The most striking images over yet another politically contentious weekend came from Pensacola, Florida, where Trump was campaigning for Roy Moore, an accused pedophile and candidate for a Senate seat in Alabama, some 30 miles away. (Why the coy choice of an out-of-state rally? No idea, but so much doesn’t make sense these days that I didn’t bother to try to understand it.)
“Merry Christmas” read the signs hoisted by Trump’s supporters, who were also clad in Christmas garb. Trump took the stage with that same emphatic greeting, congratulating himself and the sanctimonious souls in attendance for their “making it safe” to say Merry Christmas. He—and they—believe it’s overly PC to say “Happy Holidays” and/or assume everyone they’d ever meet, or care to meet, would Christian.
To put such a fine, fine point on “Christmas” and to use it to insult non-Christians and, more to the point, the kinds of liberals who tend toward “holiday” greetings struck me as aggressive—a sarcastic, bigoted perversion of both Christmas and Christian principles.

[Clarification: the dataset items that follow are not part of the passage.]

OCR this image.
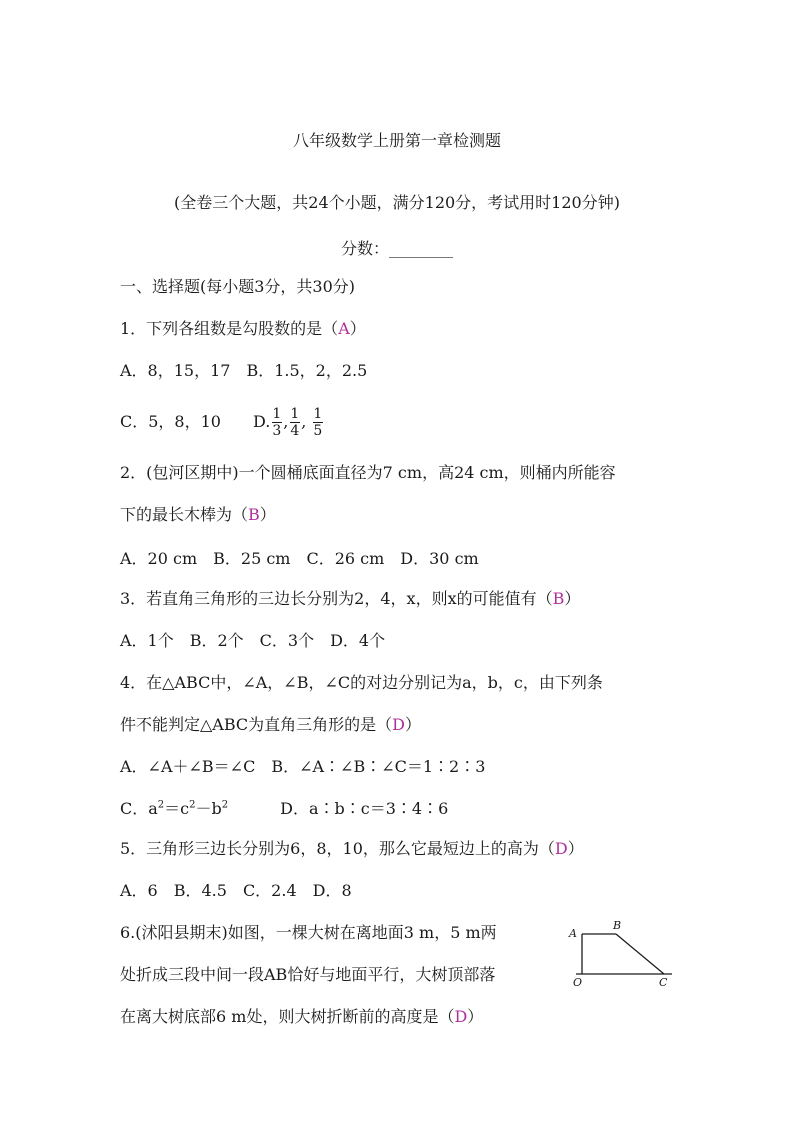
八年级数学上册第一章检测题
(全卷三个大题，共24个小题，满分120分，考试用时120分钟)
分数：________
一、选择题(每小题3分，共30分)
1．下列各组数是勾股数的是（A）
A．8，15，17　B．1.5，2，2.5
C．5，8，10　　D. $\frac{1}{3}$ , $\frac{1}{4}$ , $\frac{1}{5}$
2．(包河区期中)一个圆桶底面直径为7 cm，高24 cm，则桶内所能容
下的最长木棒为（B）
A．20 cm　B．25 cm　C．26 cm　D．30 cm
3．若直角三角形的三边长分别为2，4，x，则x的可能值有（B）
A．1个　B．2个　C．3个　D．4个
4．在△ABC中，∠A，∠B，∠C的对边分别记为a，b，c，由下列条
件不能判定△ABC为直角三角形的是（D）
A．∠A＋∠B＝∠C　B．∠A∶∠B∶∠C＝1∶2∶3
C．$a^2=c^2-b^2$	D．a∶b∶c＝3∶4∶6
5．三角形三边长分别为6，8，10，那么它最短边上的高为（D）
A．6　B．4.5　C．2.4　D．8
6.(沭阳县期末)如图，一棵大树在离地面3 m，5 m两
处折成三段中间一段AB恰好与地面平行，大树顶部落
在离大树底部6 m处，则大树折断前的高度是（D）
A
B
O	C
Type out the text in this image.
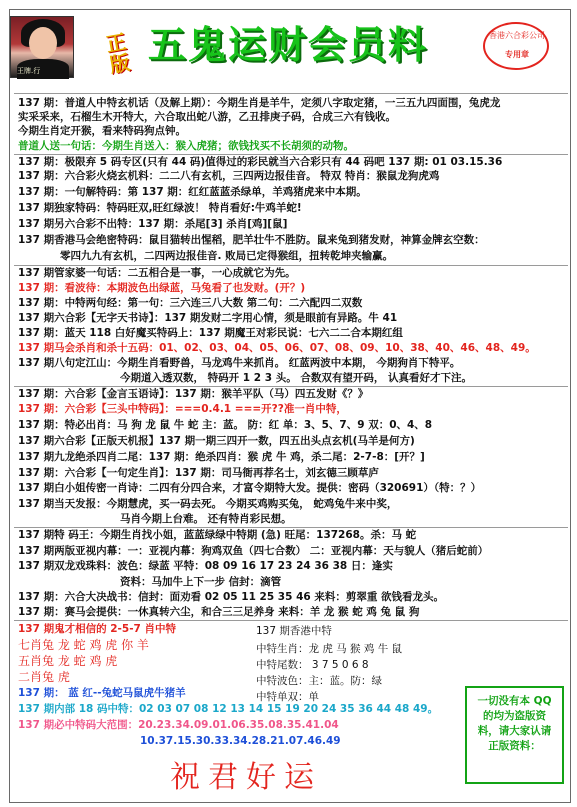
王牌.行
正版 五鬼运财会员料	香港六合彩公司
专用章
137 期：普道人中特玄机话（及解上期）：今期生肖是羊牛，定须八字取定猪，一三五九四面围，兔虎龙
实采采来，石榴生木开特大，六合取出蛇八游，乙丑排庚子码，合成三六有钱收。
今期生肖定开猴，看来特码狗点钟。
普道人送一句话：今期生肖送入：猴入虎猪；欲钱找买不长胡须的动物。
137 期：极限弃 5 码专区(只有 44 码)值得过的彩民就当六合彩只有 44 码吧 137 期: 01 03.15.36
137 期：六合彩火烧玄机料：二二八有玄机，三四两边报佳音。 特双 特肖：猴鼠龙狗虎鸡
137 期：一句解特码：第 137 期：红红蓝蓝杀绿单，羊鸡猪虎来中本期。
137 期独家特码：特码旺双,旺红绿波！ 特肖看好:牛鸡羊蛇!
137 期另六合彩不出特：137 期：杀尾[3] 杀肖[鸡][鼠]
137 期香港马会绝密特码：鼠目猫转出惺稻，肥羊壮牛不胜防。鼠来兔到猪发财，神算金牌玄空数：
零四九九有玄机，二四两边报佳音. 败局已定得猴组，扭转乾坤夹输赢。
137 期管家婆一句话：二五相合是一事，一心成就它为先。
137 期：看波待：本期波色出绿蓝，马兔看了也发财。(开？)
137 期：中特两句经：第一句：三六连三八大数 第二句：二六配四二双数
137 期六合彩【无字天书诗】：137 期发财二字用心情，须是眼前有异路。牛 41
137 期：蓝天 118 白好魔买特码上：137 期魔王对彩民说：七六二二合本期红组
137 期马会杀肖和杀十五码：01、02、03、04、05、06、07、08、09、10、38、40、46、48、49。
137 期八句定江山：今期生肖看野兽，马龙鸡牛来抓肖。 红蓝两波中本期， 今期狗肖下特平。
今期道入透双数， 特码开 1 2 3 头。 合数双有望开码， 认真看好才下注。
137 期：六合彩【金言玉语诗】：137 期：猴羊平队（马）四五发财《？》
137 期：六合彩【三头中特码】：===0.4.1 ===开??准一肖中特，
137 期：特必出肖：马 狗 龙 鼠 牛 蛇 主：蓝。 防：红 单：3、5、7、9 双：0、4、8
137 期六合彩【正版天机报】137 期一期三四开一数，四五出头点玄机(马羊是何方)
137 期九龙绝杀四肖二尾：137 期：绝杀四肖：猴 虎 牛 鸡，杀二尾：2-7-8：[开？]
137 期：六合彩【一句定生肖】：137 期：司马衙再荐名士，刘玄德三顾草庐
137 期白小姐传密一肖诗：二四有分四合来，才富令期特大发。提供：密码（320691）（特：？）
137 期当天发报：今期慧虎，买一码去死。 今期买鸡购买兔， 蛇鸡兔牛来中奖，
马肖今期上台难。 还有特肖彩民想。
137 期特 码王：今期生肖找小姐，蓝蓝绿绿中特期 (急) 旺尾：137268。杀：马 蛇
137 期两版亚视内幕：一：亚视内幕：狗鸡双鱼（四七合数） 二：亚视内幕：天与貌人（猪后蛇前）
137 期双龙戏珠料：波色：绿蓝 平特：08 09 16 17 23 24 36 38 日：逢实
资料：马加牛上下一步 信封：滴管
137 期：六合大决战书：信封：面劝看 02 05 11 25 35 46 来料：剪翠重 欲钱看龙头。
137 期：赛马会提供：一休真转六尘，和合三三足养身 来料：羊 龙 猴 蛇 鸡 兔 鼠 狗
137 期鬼才相信的 2-5-7 肖中特
七肖兔 龙 蛇 鸡 虎 你 羊
五肖兔 龙 蛇 鸡 虎
二肖兔 虎
137 期： 蓝 红--兔蛇马鼠虎牛猪羊
137 期内部 18 码中特：02 03 07 08 12 13 14 15 19 20 24 35 36 44 48 49。
137 期必中特码大范围：20.23.34.09.01.06.35.08.35.41.04
10.37.15.30.33.34.28.21.07.46.49
137 期香港中特
中特生肖：龙 虎 马 猴 鸡 牛 鼠
中特尾数： 3 7 5 0 6 8
中特波色：主：蓝。防：绿
中特单双：单	一切没有本 QQ 的均为盗版资料，请大家认请正版资料：
祝君好运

Aggression in America, then, as a follow up to my thoughts on “anger in America.”
On Sunday, I bought narcissus bulbs at a garden shop owned by a man from Lebanon. “Merry Christmas,” he said, as did the cashier and the salesperson in the aisle. Sorting out matters of religious identity can’t be easy for a Lebanese Christian. But after the Trump rally, I felt suspicious of their well wishes.
“Happy Holidays,” I replied. A little bit aggressively.